Bullish business. Matador employs 2,500 people at its Púchov plant in the Váh river valley.Števo Kačena
PÚCHOV- While the state-owned Slovak military-industrial complex in the Váh River valley is stuck at the conversion corner, another large enterprise in the same area is expanding on its successful civil consumer base.
This past April, Matador, the giant rubber producer in this northwestern Slovak town of 18,000 on the Váh, opened a factory 7,000 kilometers away in the Siberian city of Omsk. A leading light for Slovak investment eastward, Matador joined its Russian partner in the venture known as Matador-Omskshina to more efficiently fulfill the company's existing contract to sell tires to a Russian Lada car factory.

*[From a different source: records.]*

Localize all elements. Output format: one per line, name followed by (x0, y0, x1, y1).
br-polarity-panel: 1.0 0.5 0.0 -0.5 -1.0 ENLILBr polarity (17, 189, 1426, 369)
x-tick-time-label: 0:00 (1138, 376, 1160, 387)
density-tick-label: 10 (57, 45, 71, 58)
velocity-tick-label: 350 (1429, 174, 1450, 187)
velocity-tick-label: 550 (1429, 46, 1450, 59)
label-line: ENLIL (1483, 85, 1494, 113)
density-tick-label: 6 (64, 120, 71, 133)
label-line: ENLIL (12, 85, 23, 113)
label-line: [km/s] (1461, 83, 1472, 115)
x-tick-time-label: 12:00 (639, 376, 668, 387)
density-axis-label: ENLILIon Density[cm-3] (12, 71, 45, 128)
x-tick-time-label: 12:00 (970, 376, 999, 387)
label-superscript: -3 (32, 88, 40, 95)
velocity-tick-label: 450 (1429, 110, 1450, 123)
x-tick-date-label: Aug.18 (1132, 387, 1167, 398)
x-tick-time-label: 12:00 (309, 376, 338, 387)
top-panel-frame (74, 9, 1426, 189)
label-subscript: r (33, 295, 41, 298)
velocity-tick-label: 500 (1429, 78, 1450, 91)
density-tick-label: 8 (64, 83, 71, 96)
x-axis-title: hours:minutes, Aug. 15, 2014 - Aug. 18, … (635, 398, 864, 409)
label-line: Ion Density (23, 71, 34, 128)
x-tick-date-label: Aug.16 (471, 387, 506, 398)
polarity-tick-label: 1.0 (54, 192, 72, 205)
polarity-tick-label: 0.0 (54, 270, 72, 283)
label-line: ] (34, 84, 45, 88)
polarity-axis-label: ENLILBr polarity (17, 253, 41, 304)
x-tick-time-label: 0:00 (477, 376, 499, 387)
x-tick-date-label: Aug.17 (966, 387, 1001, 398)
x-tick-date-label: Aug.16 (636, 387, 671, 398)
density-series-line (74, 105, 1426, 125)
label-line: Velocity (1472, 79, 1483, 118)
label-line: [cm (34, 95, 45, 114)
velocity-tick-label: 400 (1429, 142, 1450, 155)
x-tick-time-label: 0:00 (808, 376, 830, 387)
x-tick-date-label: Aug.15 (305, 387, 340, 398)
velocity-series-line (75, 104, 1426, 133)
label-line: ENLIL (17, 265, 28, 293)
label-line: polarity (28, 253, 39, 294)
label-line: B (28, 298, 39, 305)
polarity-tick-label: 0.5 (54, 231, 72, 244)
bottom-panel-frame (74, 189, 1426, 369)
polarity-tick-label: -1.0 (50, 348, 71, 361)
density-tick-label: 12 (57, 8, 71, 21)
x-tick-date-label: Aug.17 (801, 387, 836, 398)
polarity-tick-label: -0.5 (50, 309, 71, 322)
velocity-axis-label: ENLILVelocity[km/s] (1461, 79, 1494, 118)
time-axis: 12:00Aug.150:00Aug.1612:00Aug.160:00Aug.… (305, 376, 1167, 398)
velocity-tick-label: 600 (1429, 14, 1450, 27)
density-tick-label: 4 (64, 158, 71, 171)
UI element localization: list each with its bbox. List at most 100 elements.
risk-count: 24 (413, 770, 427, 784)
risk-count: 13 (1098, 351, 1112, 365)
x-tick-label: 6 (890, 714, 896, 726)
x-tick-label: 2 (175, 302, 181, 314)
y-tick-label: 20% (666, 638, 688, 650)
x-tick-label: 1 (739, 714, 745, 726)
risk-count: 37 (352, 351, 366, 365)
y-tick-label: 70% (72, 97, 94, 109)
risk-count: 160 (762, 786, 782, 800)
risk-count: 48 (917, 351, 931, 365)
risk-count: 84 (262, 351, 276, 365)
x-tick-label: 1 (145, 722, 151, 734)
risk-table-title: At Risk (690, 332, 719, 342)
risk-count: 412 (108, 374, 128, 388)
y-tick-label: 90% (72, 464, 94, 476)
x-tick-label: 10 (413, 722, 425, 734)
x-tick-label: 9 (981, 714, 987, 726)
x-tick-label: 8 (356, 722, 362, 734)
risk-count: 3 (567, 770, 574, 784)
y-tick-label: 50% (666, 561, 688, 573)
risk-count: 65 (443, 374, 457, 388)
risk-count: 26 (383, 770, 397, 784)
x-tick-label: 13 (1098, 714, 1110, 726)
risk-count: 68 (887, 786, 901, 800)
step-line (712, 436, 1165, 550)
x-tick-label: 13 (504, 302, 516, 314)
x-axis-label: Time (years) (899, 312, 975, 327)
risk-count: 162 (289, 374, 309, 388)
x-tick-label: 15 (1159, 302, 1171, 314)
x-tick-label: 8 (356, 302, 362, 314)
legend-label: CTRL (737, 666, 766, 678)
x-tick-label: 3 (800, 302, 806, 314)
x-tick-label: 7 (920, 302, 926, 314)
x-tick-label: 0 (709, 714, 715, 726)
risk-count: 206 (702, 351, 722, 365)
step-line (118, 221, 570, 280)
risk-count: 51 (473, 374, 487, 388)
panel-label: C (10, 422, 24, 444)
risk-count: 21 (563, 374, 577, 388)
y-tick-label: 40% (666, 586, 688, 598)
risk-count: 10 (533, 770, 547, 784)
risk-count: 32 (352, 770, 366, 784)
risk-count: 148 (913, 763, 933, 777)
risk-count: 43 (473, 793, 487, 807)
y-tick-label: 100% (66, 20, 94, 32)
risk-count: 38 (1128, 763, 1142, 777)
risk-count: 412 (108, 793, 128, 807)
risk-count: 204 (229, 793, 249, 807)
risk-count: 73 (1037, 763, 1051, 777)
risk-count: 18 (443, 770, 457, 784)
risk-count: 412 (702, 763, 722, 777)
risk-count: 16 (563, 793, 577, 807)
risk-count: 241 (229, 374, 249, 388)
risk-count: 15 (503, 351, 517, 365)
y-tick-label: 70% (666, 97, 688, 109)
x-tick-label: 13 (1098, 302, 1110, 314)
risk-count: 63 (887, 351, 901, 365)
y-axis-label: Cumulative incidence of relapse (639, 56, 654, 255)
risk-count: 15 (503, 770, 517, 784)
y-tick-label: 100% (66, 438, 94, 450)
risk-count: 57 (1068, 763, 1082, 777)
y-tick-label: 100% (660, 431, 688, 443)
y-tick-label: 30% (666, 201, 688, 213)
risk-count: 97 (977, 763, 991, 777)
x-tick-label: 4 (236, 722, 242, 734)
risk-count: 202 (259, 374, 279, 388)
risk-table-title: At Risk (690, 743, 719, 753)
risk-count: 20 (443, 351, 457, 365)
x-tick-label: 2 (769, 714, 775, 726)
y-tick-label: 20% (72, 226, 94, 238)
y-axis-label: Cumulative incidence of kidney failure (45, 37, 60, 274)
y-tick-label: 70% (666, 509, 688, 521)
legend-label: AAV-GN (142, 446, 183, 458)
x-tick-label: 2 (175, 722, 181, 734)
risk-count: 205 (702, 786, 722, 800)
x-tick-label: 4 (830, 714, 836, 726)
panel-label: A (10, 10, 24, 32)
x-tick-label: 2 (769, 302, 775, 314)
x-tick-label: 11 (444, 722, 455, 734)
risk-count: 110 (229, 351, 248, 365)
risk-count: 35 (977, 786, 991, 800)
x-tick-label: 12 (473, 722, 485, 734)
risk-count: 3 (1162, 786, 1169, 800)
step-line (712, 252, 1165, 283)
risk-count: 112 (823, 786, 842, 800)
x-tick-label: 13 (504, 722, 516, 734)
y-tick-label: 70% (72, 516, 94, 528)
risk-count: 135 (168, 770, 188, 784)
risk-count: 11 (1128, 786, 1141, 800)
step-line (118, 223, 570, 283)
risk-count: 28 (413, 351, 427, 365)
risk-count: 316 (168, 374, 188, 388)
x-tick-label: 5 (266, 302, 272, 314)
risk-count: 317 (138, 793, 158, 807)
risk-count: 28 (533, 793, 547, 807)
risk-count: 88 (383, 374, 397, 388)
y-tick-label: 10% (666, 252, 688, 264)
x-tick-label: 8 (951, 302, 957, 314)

"We came to a point where we realized that it would be more economical to produce tires there instead of exporting [them from Slovakia]," said Pavel Melišík, who spearheaded Matador's move to Omsk.
Distractions
Investing in Russia still has its frustrations, Melišík conceded. Compared to European standards, Melišík said Russia's "regulations and customs seemed to be incomprehensible at first. The bureaucracy is very complicated, and the start of production was delayed by at least one month because of it."
There were other distractions, as well. Around the time production started, the Russian chairman of Matador-Omskshina's board of directors, Oleg Certov, was killed, and much of Czech competitor Barum's stock in Moscow was burned. Russian daily papers suggested that the timing of these events was not coincidental, but Matador immediately denied any connection, hinting that Certov's death might have been related to his political involvement.
To many analysts, the difficulties of doing business in Russia are not new. "It is, of course, a risky investment," Jozef Cimra, a proprietary trader with ING Baring Securities in Bratislava, said of Matador's move to Omsk. "But I think it could be good."
Solid track record
Planning to produce 1 million tires in Omsk next year, Matador expects its beyond-the-border investment to pay off. If so, it will be yet another good turn in the tire maker's solid track record. Established as Gumárne 1. mája (May Day Rubber Works) in 1950, the firm grew to hold a monopoly on tire and conveyor belt production in Czechoslovakia. It was converted to a joint stock company in 1991, was privatized as Gumárne Barum in 1992, and was renamed Matador when it lost its Czech affiliation as a result of Czechoslovakia's 1993 split.
Thanks to its past monopoly and the fact that the firm has served a civil consumer base, Matador has emerged from socialism in good shape. Today the company is responsible for 83 percent of Slovakia's total rubber production and, with a turnover of $330 million, it is among the country's eight largest firms.
"Slightly hidden"
And it is still growing. Matador increased production by 11 percent in 1995, creating 600 new jobs along the way. This expansion, plus the company's $18 million annual investment into further development, makes Matador attractive enough to be a blue-chip company in the same class as Slovak giants VSŽ and Slovnaft, ING Barings' Cimra said. But, the analyst continued, Matador remains "slightly hidden" from investors because the company is owned by managers and employees, and its shares are not publicly quoted or traded.
Yet it is this ownership structure that Jozef Vozár, Matador's director of strategy, credits as part of what has made the company successful. "We want our workers to participate in leading the firm by employees' shares, and we also give them many other benefits," he said. Indeed, Matador's 2,500 employees have an average monthly salary of 12,000 Sk - about 50 percent higher than the national average.
Matador became the first eastern European firm to receive the Environmental Management System (EMS) certificate this past May, after having already acquired a Quality Management Systems certification, Vozár said, thus enabling the firm to "reach new markets."
Illustrating Vozár's claim, Matador exported more than 80 percent of its total production of $240 million abroad. While western Europe, Russia, and Africa were the primary markets, the company's reach also extended through its 13 daughter companies to the USA and Germany.
Future initiatives, such as Matador-Eco, a new division that will become the second European plant to produce materials from recycled tires when it opens late this year, may help the firm increase its scope. By the year 2000, company officials said, Matador plans to establish an international holding company and nearly double its turnover to $650 million.